The interim — the space between today and the day we’ll eventually call “normal,” — is bound to be filled with creative solutions, meeting in the middle, and pushing the envelope around common practice in the corporate world. Some of these alterations may even stick around past the point of what we’ll consider “return.”
“I think that we’re not going to go back to the pre-pandemic situation in the office, but it’s going to be more of a hybrid model,” says Ray Wong, Vice President, Data Operations, Data Solutions at Altus Group. “There will be some interaction in the office, but maybe not to the same extent as we had before. Instead of five days in the office, you’re in for two or three days, and the other days you work from home.”
Wong describes himself as “a big believer” in going back to office spaces, which he says are important for synergy and interaction. But, he also notes that for many, this time of remote work has proven there are pros to operating from home, from flexibility to environment to — in some cases — more peace and quiet.
One thing to keep in mind, Wong explains, is that changes to how workers experience office spaces were brewing before the pandemic struck. The average square-footage in a given office has been shrinking for the last two or three decades, he says, which means work spaces have been increasingly loud, increasingly distracting, and less capable of offering privacy.

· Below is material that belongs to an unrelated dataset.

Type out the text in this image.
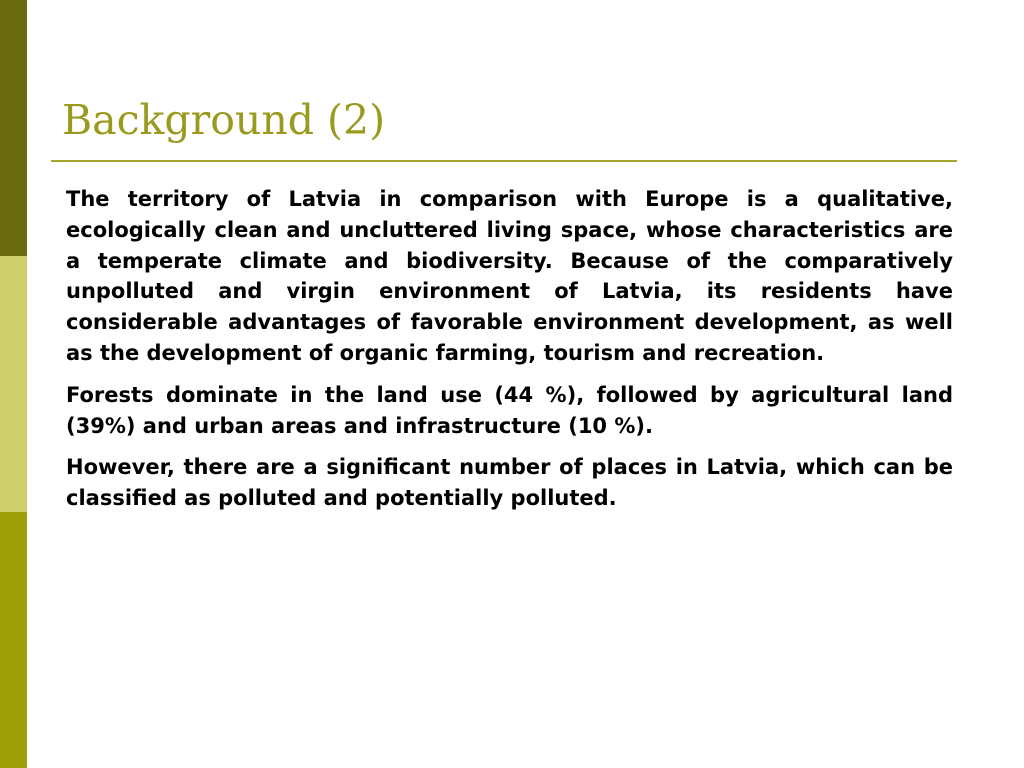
Background (2)

The territory of Latvia in comparison with Europe is a qualitative, ecologically clean and uncluttered living space, whose characteristics are a temperate climate and biodiversity. Because of the comparatively unpolluted and virgin environment of Latvia, its residents have considerable advantages of favorable environment development, as well as the development of organic farming, tourism and recreation.

Forests dominate in the land use (44 %), followed by agricultural land (39%) and urban areas and infrastructure (10 %).

However, there are a significant number of places in Latvia, which can be classified as polluted and potentially polluted.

“The pandemic has pushed a lot of those changes more up front, compared to that slow evolution how office space is used and how people interact with it. I think we’re going to see more changes down the road, and this pandemic has pushed a lot of those conversations along faster, and to the forefront.”
But even with the potential for some lasting changes, Wong’s belief in the ultimate need for shared work spaces holds strong, noting that alongside Richardson Wealth, other major names have committed themselves to larger spaces in recent history — this includes Amazon in Toronto’s South Core, which also forms a part of the waterfront neighbourhood.
“I think this announcement by Menkes is very positive,” he said, “I think that there’s still a strong demand for office. We’ll see a shift going into next year. It’ll be interesting to watch and see, when the vaccine is rolled out, how we continue to interact and be involved with office spaces.”